Additionally, while the population estimates range from the hundreds as in Montana and Idaho to up to 3,000 in Minnesota, these are estimates only. Even if they’re accurate, they don’t take into account the possibility of an epidemic decimating populations, for example canine distemper ravaging new litters of wolf pups. Even with hunting wolves will come into greater contact with domestic dogs and have a higher rate of contracting canine illnesses from them. I do not wish to see the wolves that have so recently regained some of their ancestral territories suddenly crash in numbers again. We are still seeing how reintroduction affects both the wolves and the ecosystems they live in, and I feel that the open seasons may be premature.

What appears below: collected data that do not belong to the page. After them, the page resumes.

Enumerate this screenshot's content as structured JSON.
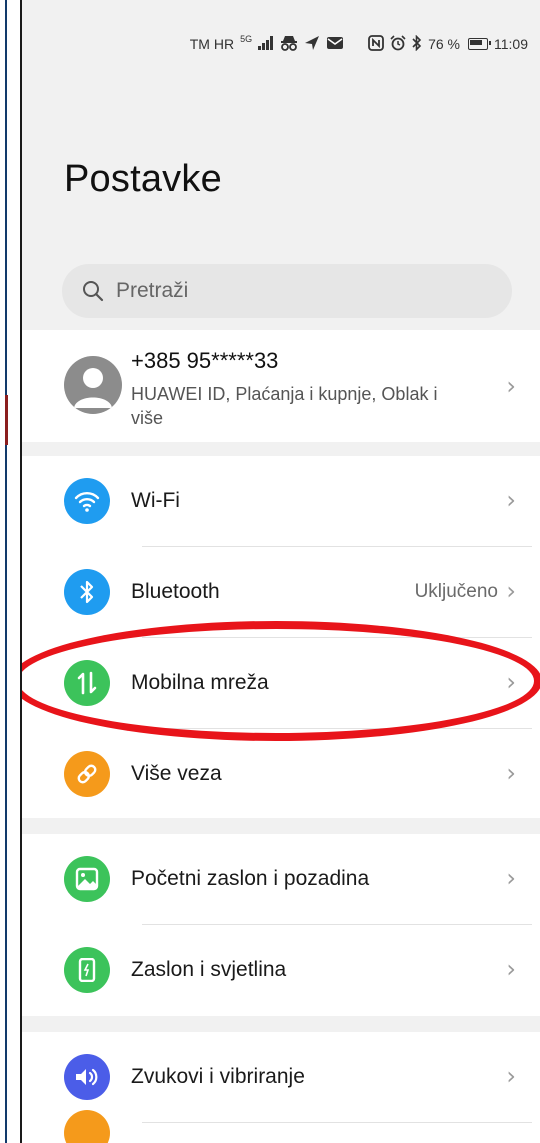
{
  "status_bar": {
    "carrier": "TM HR",
    "network": "5G",
    "battery_percent": "76 %",
    "time": "11:09"
  },
  "page": {
    "title": "Postavke"
  },
  "search": {
    "placeholder": "Pretraži"
  },
  "account": {
    "phone": "+385 95*****33",
    "subtitle": "HUAWEI ID, Plaćanja i kupnje, Oblak i više"
  },
  "groups": [
    {
      "items": [
        {
          "label": "Wi-Fi",
          "icon": "wifi-icon",
          "color": "#1f9cf0",
          "value": ""
        },
        {
          "label": "Bluetooth",
          "icon": "bluetooth-icon",
          "color": "#1f9cf0",
          "value": "Uključeno"
        },
        {
          "label": "Mobilna mreža",
          "icon": "mobile-data-icon",
          "color": "#3cc35b",
          "value": ""
        },
        {
          "label": "Više veza",
          "icon": "link-icon",
          "color": "#f59a1b",
          "value": ""
        }
      ]
    },
    {
      "items": [
        {
          "label": "Početni zaslon i pozadina",
          "icon": "wallpaper-icon",
          "color": "#3cc35b",
          "value": ""
        },
        {
          "label": "Zaslon i svjetlina",
          "icon": "display-brightness-icon",
          "color": "#3cc35b",
          "value": ""
        }
      ]
    },
    {
      "items": [
        {
          "label": "Zvukovi i vibriranje",
          "icon": "sound-icon",
          "color": "#4b5de8",
          "value": ""
        }
      ]
    }
  ],
  "annotation": {
    "highlight_color": "#e8141a"
  }
}
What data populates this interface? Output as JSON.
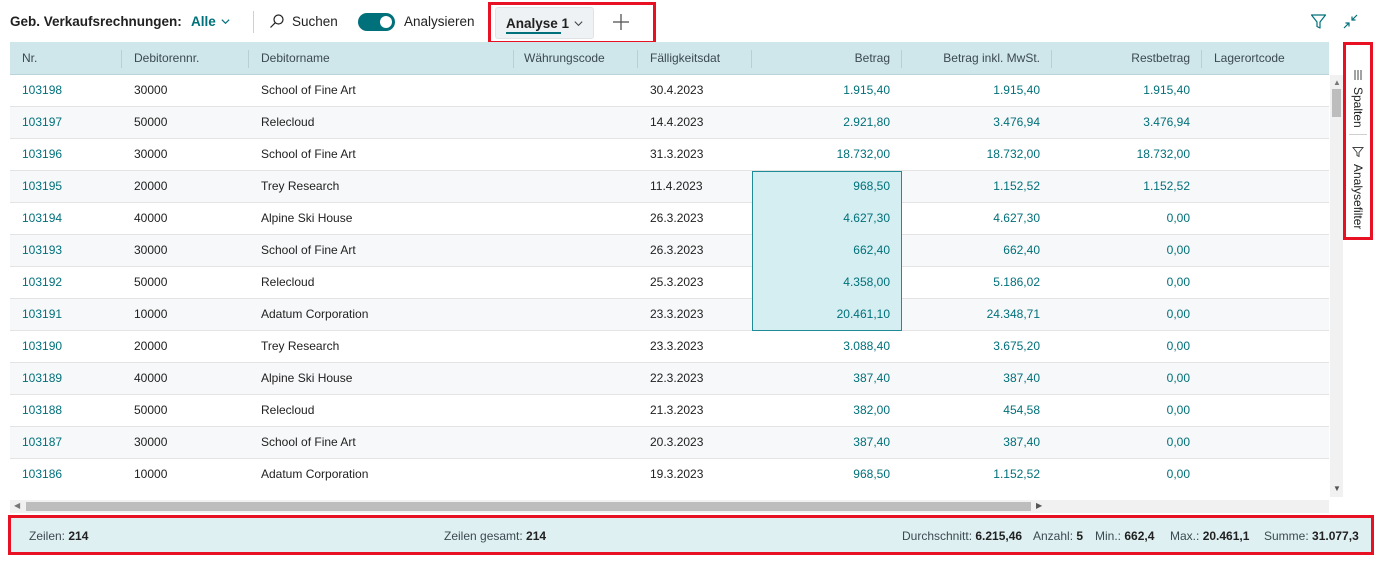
{
  "toolbar": {
    "page_caption": "Geb. Verkaufsrechnungen:",
    "view_selector": "Alle",
    "search_label": "Suchen",
    "analyze_label": "Analysieren",
    "analyze_on": true,
    "analysis_tab": "Analyse 1",
    "accent_color": "#00707a",
    "highlight_color": "#e81123"
  },
  "grid": {
    "columns": [
      "Nr.",
      "Debitorennr.",
      "Debitorname",
      "Währungscode",
      "Fälligkeitsdat",
      "Betrag",
      "Betrag inkl. MwSt.",
      "Restbetrag",
      "Lagerortcode"
    ],
    "rows": [
      {
        "nr": "103198",
        "debitor": "30000",
        "name": "School of Fine Art",
        "currency": "",
        "due": "30.4.2023",
        "amount": "1.915,40",
        "amount_vat": "1.915,40",
        "remaining": "1.915,40",
        "location": ""
      },
      {
        "nr": "103197",
        "debitor": "50000",
        "name": "Relecloud",
        "currency": "",
        "due": "14.4.2023",
        "amount": "2.921,80",
        "amount_vat": "3.476,94",
        "remaining": "3.476,94",
        "location": ""
      },
      {
        "nr": "103196",
        "debitor": "30000",
        "name": "School of Fine Art",
        "currency": "",
        "due": "31.3.2023",
        "amount": "18.732,00",
        "amount_vat": "18.732,00",
        "remaining": "18.732,00",
        "location": ""
      },
      {
        "nr": "103195",
        "debitor": "20000",
        "name": "Trey Research",
        "currency": "",
        "due": "11.4.2023",
        "amount": "968,50",
        "amount_vat": "1.152,52",
        "remaining": "1.152,52",
        "location": ""
      },
      {
        "nr": "103194",
        "debitor": "40000",
        "name": "Alpine Ski House",
        "currency": "",
        "due": "26.3.2023",
        "amount": "4.627,30",
        "amount_vat": "4.627,30",
        "remaining": "0,00",
        "location": ""
      },
      {
        "nr": "103193",
        "debitor": "30000",
        "name": "School of Fine Art",
        "currency": "",
        "due": "26.3.2023",
        "amount": "662,40",
        "amount_vat": "662,40",
        "remaining": "0,00",
        "location": ""
      },
      {
        "nr": "103192",
        "debitor": "50000",
        "name": "Relecloud",
        "currency": "",
        "due": "25.3.2023",
        "amount": "4.358,00",
        "amount_vat": "5.186,02",
        "remaining": "0,00",
        "location": ""
      },
      {
        "nr": "103191",
        "debitor": "10000",
        "name": "Adatum Corporation",
        "currency": "",
        "due": "23.3.2023",
        "amount": "20.461,10",
        "amount_vat": "24.348,71",
        "remaining": "0,00",
        "location": ""
      },
      {
        "nr": "103190",
        "debitor": "20000",
        "name": "Trey Research",
        "currency": "",
        "due": "23.3.2023",
        "amount": "3.088,40",
        "amount_vat": "3.675,20",
        "remaining": "0,00",
        "location": ""
      },
      {
        "nr": "103189",
        "debitor": "40000",
        "name": "Alpine Ski House",
        "currency": "",
        "due": "22.3.2023",
        "amount": "387,40",
        "amount_vat": "387,40",
        "remaining": "0,00",
        "location": ""
      },
      {
        "nr": "103188",
        "debitor": "50000",
        "name": "Relecloud",
        "currency": "",
        "due": "21.3.2023",
        "amount": "382,00",
        "amount_vat": "454,58",
        "remaining": "0,00",
        "location": ""
      },
      {
        "nr": "103187",
        "debitor": "30000",
        "name": "School of Fine Art",
        "currency": "",
        "due": "20.3.2023",
        "amount": "387,40",
        "amount_vat": "387,40",
        "remaining": "0,00",
        "location": ""
      },
      {
        "nr": "103186",
        "debitor": "10000",
        "name": "Adatum Corporation",
        "currency": "",
        "due": "19.3.2023",
        "amount": "968,50",
        "amount_vat": "1.152,52",
        "remaining": "0,00",
        "location": ""
      }
    ],
    "selected_rows": [
      3,
      4,
      5,
      6,
      7
    ]
  },
  "side_pane": {
    "columns_label": "Spalten",
    "filters_label": "Analysefilter"
  },
  "status_bar": {
    "rows_label": "Zeilen:",
    "rows_value": "214",
    "total_label": "Zeilen gesamt:",
    "total_value": "214",
    "avg_label": "Durchschnitt:",
    "avg_value": "6.215,46",
    "count_label": "Anzahl:",
    "count_value": "5",
    "min_label": "Min.:",
    "min_value": "662,4",
    "max_label": "Max.:",
    "max_value": "20.461,1",
    "sum_label": "Summe:",
    "sum_value": "31.077,3"
  }
}
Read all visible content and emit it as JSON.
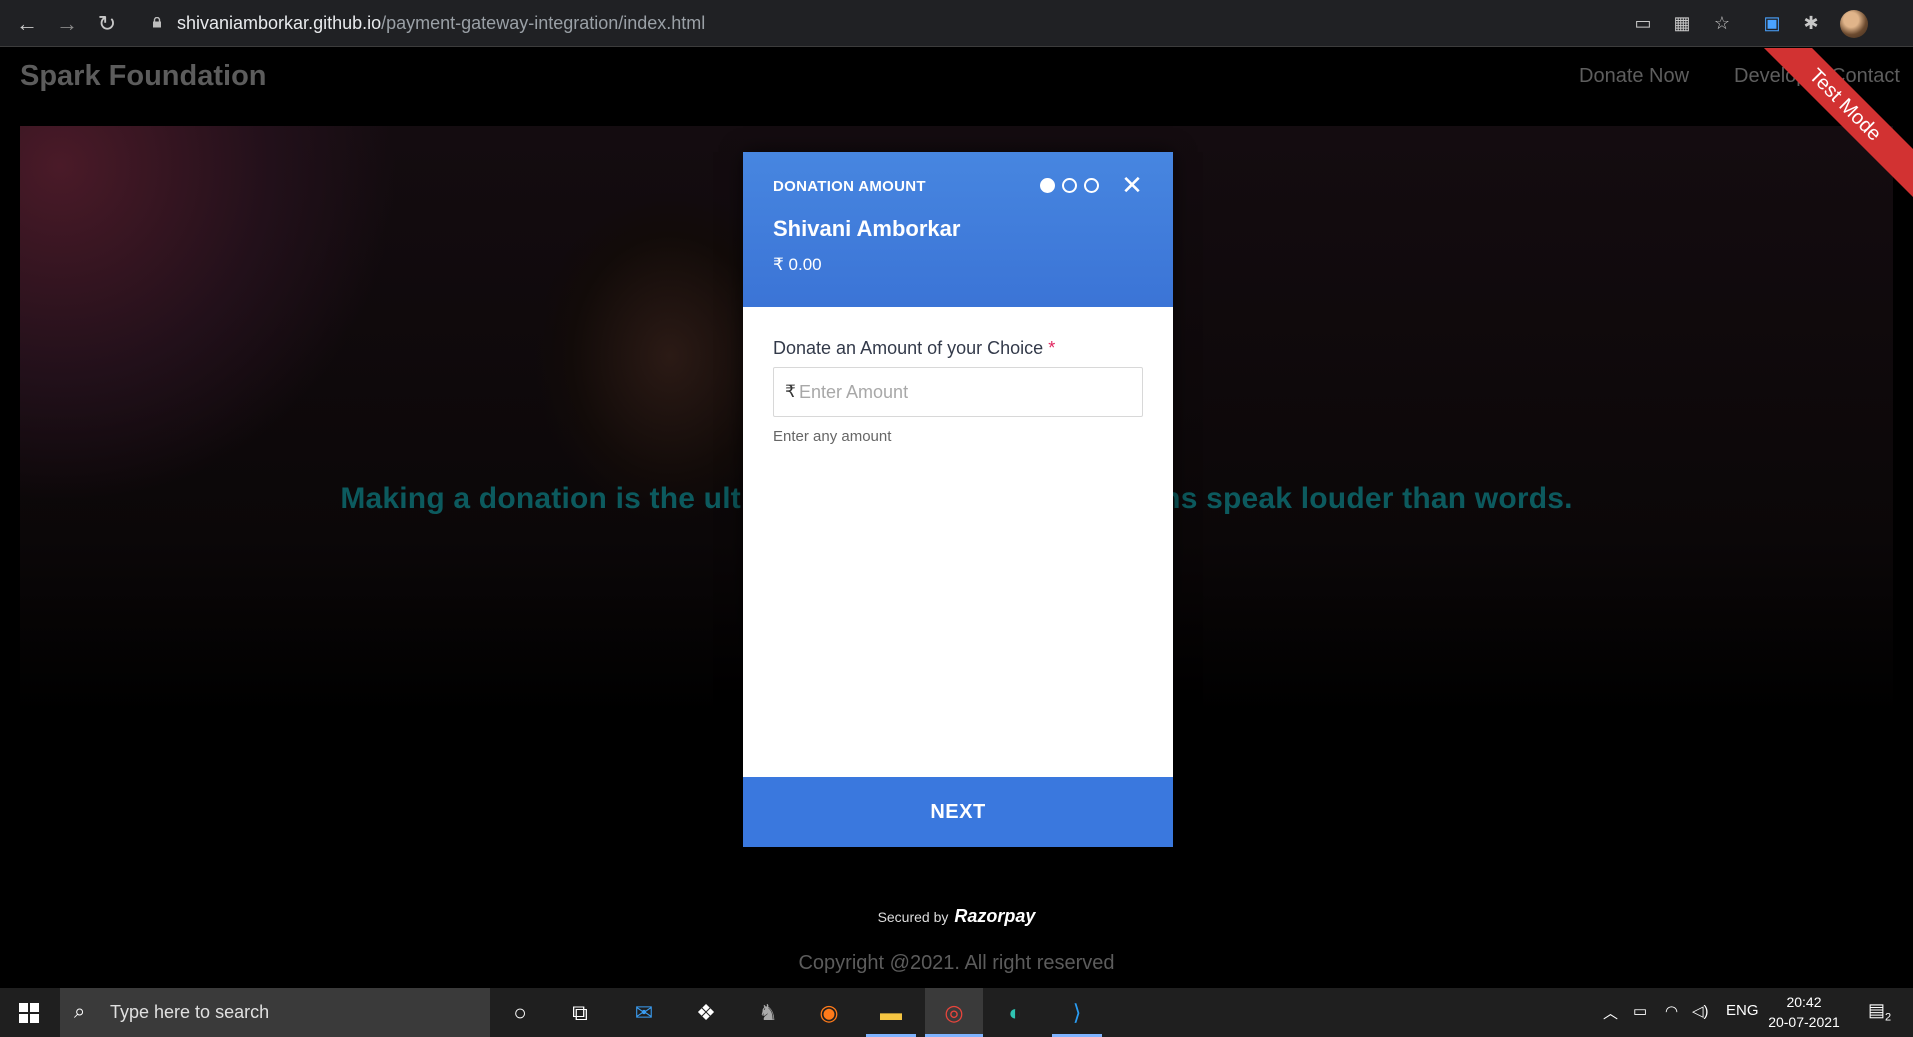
{
  "browser": {
    "url_host": "shivaniamborkar.github.io",
    "url_path": "/payment-gateway-integration/index.html"
  },
  "site": {
    "brand": "Spark Foundation",
    "nav": [
      "Donate Now",
      "Developer",
      "Contact"
    ],
    "ribbon": "Test Mode",
    "hero_text": "Making a donation is the ultimate sign of solidarity. Actions speak louder than words.",
    "secured_by": "Secured by",
    "razorpay": "Razorpay",
    "copyright": "Copyright @2021. All right reserved"
  },
  "modal": {
    "step_title": "DONATION AMOUNT",
    "steps_total": 3,
    "steps_current": 1,
    "close_glyph": "✕",
    "payee_name": "Shivani Amborkar",
    "amount": "₹ 0.00",
    "field_label": "Donate an Amount of your Choice",
    "required_mark": "*",
    "currency_symbol": "₹",
    "input_placeholder": "Enter Amount",
    "hint": "Enter any amount",
    "next_label": "NEXT"
  },
  "taskbar": {
    "search_placeholder": "Type here to search",
    "language": "ENG",
    "time": "20:42",
    "date": "20-07-2021",
    "notification_count": "2"
  },
  "colors": {
    "modal_header": "#3b74d6",
    "next_button": "#3a78de",
    "hero_text": "#0c5a5e",
    "ribbon": "#d23232"
  }
}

We have not yet had sufficient time to see long-term effects of reintroduction, and hunting is an additional factor that could affect studies. Some of this is because of the changes the death of a single wolf can have on the dynamics of an entire pack, which can affect the integrity of studies of a pack. Additionally, we are still seeing how the rest of an ecosystem reacts, in large ways and small, to the reintroduction of wolves. The amount of time wolves have been in their newly reacquired territories is relatively brief in the grand scheme of things, and I do not feel there has been enough time to assess the effects without the additional stress and other external factors introduced by widespread hunting.

I have not yet seen hides from the lower 48 states commercially available, at least not from the sources I work with. However, should they become more commonly available, I will not be incorporating them into my work. Almost all of my wolves are from subsistence hunters in Canada, where the estimated population ranges from 50,000 – 60,000. A much smaller number come from Alaska, whose population is estimated around 7,000. Both of these populations have remained stable even with hunting, and are in places where wolves were never completely exterminated and therefore remained part of the living ecosystem to some degree.

I will still work on a hide legally taken from the lower 48 if it is given to me to customize, but I do not wish to support wolf hunting in these states. For now it is largely a moot point due to the dearth of available hides from these states, but I wanted to make my position clear in light of the recent news about Minnesota and Wisconsin.